2.2.2. Ligand-receptor Interaction Pharmacophores
The script gen_ia_ph4s.py generates pharmacophores describing the interactions between a given receptor structure and a set of ligand molecules.
Synopsis
python gen_ia_ph4s.py [-h] -r <file> -l <file> -o <file> [-i <file>] [-s <res-id> [<res-id> …]] [-q] [-x]
Mandatory options
- -r <file>
Receptor structure input file (*.mol2, *.pdb, *.mmtf, *.cif, *.mmcif)
- -l <file>
Ligand structure input file (*.sdf, *.mol2, *.cdf)
- -o <file>
Pharmacophore output file (*.pml, *.cdf)
Other options
- -h, --help
Show help message and exit
- -i
Interaction data output file
-s <res-id> [<res-id> …]
Whitespace separated list of identifiers of residues to remove from the receptor structure (e.g. an existing ligand). Residue identifiers consist of three components separated by an underscore: [chain id]_[tlc]_[res. seq. no.]. The individual components are optional and the whole string is interpreted as a regular expression that gets matched against the residue id of each receptor atom. Examples: HOH -> rem. all waters, A_MET -> remove all MET residues of chain A, _300$ -> remove all residues with sequ. number 300
- -q
Disable progress output (default: false)
- -x
Generate exclusion volumes (default: false)
Code
1import sys
2import argparse
3import re
4import os
5
6import CDPL.Chem as Chem
7import CDPL.Biomol as Biomol
8import CDPL.Pharm as Pharm
9import CDPL.MolProp as MolProp
10
11
12# reads and preprocesses the specified receptor structure
13def readAndPrepareReceptorStructure(args: argparse.Namespace) -> Chem.Molecule:
14 # create reader for receptor structure (format specified by file extension)

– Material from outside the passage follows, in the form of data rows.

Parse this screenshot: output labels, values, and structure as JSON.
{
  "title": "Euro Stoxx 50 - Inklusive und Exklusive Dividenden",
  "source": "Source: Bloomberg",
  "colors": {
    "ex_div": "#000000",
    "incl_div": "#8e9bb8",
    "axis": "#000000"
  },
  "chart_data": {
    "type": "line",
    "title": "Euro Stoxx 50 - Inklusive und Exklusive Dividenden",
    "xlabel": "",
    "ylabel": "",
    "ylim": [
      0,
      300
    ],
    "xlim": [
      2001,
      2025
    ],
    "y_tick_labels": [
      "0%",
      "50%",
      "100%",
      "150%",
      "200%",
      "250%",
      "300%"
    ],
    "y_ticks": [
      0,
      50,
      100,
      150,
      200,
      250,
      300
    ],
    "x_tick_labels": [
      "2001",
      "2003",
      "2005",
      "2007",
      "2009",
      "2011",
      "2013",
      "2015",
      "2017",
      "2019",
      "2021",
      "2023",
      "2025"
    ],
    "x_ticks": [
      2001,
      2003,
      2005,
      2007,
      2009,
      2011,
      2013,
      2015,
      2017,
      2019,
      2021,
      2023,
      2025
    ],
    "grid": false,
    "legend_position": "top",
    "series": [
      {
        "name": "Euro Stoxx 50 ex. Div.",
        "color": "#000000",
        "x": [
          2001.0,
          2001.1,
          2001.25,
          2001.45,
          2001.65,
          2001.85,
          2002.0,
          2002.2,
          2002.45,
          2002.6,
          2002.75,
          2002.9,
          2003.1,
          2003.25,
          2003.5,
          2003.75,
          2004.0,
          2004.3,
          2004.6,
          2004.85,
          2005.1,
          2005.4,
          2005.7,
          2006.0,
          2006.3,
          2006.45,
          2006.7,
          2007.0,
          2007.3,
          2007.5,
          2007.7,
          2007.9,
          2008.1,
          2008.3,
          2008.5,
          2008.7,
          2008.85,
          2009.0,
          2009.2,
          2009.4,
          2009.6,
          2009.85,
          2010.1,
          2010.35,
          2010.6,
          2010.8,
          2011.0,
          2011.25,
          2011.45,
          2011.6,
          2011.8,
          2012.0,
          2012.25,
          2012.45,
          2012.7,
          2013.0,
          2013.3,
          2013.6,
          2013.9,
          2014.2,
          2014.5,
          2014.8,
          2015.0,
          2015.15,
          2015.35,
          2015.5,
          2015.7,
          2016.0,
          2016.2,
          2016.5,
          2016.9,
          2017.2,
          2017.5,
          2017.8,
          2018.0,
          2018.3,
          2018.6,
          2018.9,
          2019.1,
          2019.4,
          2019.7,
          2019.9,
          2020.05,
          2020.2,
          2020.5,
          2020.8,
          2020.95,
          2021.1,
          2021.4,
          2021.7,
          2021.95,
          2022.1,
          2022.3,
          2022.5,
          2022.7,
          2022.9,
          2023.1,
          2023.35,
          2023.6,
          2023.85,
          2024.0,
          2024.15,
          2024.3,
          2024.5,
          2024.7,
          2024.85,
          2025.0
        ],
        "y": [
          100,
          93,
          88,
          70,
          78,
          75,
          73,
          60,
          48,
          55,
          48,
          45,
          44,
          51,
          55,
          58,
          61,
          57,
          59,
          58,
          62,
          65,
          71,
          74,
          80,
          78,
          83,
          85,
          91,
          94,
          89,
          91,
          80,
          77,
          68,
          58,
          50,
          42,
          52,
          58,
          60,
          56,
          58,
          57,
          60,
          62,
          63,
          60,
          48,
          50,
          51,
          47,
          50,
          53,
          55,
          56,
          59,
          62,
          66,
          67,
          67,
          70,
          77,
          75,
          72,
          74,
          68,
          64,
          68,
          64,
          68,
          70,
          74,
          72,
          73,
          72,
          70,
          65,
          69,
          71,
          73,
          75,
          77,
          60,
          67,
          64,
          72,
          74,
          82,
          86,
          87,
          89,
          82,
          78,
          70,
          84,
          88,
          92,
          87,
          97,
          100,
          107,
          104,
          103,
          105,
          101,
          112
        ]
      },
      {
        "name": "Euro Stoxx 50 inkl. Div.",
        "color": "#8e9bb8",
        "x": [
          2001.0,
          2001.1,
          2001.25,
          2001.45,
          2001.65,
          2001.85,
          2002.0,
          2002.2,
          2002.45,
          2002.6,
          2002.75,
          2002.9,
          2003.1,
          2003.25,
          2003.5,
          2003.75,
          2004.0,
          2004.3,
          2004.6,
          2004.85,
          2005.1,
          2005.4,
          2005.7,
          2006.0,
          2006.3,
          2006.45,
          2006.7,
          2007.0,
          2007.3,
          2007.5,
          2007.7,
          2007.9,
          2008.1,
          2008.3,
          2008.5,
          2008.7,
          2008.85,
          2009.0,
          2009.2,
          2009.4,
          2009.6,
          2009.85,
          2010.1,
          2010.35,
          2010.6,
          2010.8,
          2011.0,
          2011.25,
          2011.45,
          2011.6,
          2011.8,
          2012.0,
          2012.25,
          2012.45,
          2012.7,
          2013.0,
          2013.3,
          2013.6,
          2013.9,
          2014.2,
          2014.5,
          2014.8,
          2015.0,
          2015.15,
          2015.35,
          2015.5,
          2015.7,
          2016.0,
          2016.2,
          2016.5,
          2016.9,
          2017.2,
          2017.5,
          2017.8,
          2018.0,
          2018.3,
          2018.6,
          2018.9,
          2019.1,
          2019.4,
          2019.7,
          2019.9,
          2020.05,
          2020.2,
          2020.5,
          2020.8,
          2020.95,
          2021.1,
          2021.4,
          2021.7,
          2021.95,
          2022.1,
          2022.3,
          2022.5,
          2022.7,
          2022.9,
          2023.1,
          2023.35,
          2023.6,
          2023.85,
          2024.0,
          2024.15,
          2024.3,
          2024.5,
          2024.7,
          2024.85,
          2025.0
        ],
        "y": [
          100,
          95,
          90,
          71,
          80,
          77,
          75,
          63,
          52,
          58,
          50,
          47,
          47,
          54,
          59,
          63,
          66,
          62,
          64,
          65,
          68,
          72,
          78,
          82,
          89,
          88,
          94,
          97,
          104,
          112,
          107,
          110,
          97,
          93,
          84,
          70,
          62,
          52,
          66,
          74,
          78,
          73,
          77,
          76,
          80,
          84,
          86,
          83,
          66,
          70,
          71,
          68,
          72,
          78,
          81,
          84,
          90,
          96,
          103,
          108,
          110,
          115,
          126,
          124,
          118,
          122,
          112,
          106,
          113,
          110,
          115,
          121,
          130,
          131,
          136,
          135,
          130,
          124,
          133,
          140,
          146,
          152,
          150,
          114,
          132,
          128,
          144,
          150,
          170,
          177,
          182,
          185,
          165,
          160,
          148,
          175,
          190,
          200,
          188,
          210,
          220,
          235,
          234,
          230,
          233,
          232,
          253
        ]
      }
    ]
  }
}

15 reader = Chem.MoleculeReader(args.receptor_file)
16
17 sup_fmts = [ Chem.DataFormat.MOL2,
18 Biomol.DataFormat.PDB,
19 Biomol.DataFormat.MMTF,
20 Biomol.DataFormat.MMCIF ]
21
22 if reader.getDataFormat() not in sup_fmts: # check if the format is supported by this script
23 sys.exit('Error: receptor input file format not supported')
24
25 rec_mol = Chem.BasicMolecule() # create an instance of the default implementation of the
26 # Chem.Molecule interface that will store the receptor struct.
27 try:
28 if not reader.read(rec_mol): # read receptor structure
29 sys.exit('Error: reading receptor structure failed')
30
31 except Exception as e:
32 sys.exit('Error: reading receptor structure failed:\n' + str(e))
33
34 # preprocess the receptor structure (removal of residues and
35 # calculation of properties required by the pharm. generation procedure)
36 try:
37 rem_atoms = False
38
39 # delete atoms belonging to residues that should be stripped
40 if args.strip_res_list:
41 atoms_to_rem = Chem.Fragment() # will store the atoms to delete
42 res_to_strip_ptns = { re.compile(tlc, re.IGNORECASE) for tlc in args.strip_res_list }
43
44 # identify and note atoms belonging to the stripped residues
45 for atom in rec_mol.atoms:
46 # compose identifier of the residue the atom belongs to
47 atom_res_id = f'{Biomol.getChainID(atom).upper()}_{Biomol.getResidueCode(atom).upper()}_{Biomol.getResidueSequenceNumber(atom)}'
48
49 # check if atom belongs to an excluded residue
50 for res_ptn in res_to_strip_ptns:
51 if res_ptn.search(atom_res_id):
52 atoms_to_rem.addAtom(atom)
53 break
54
55 if atoms_to_rem.numAtoms > 0:
56 rec_mol -= atoms_to_rem # delete atoms from the receptor structure
57 rem_atoms = True
58
59 if not args.quiet:
60 print('! Removed %s atoms from the receptor structure' % str(atoms_to_rem.numAtoms))
61
62 # prepares the receptor structure for pharmacophore generation
63 Chem.perceiveSSSR(rec_mol, rem_atoms)
64 Chem.setRingFlags(rec_mol, rem_atoms)
65 Chem.calcImplicitHydrogenCounts(rec_mol, rem_atoms)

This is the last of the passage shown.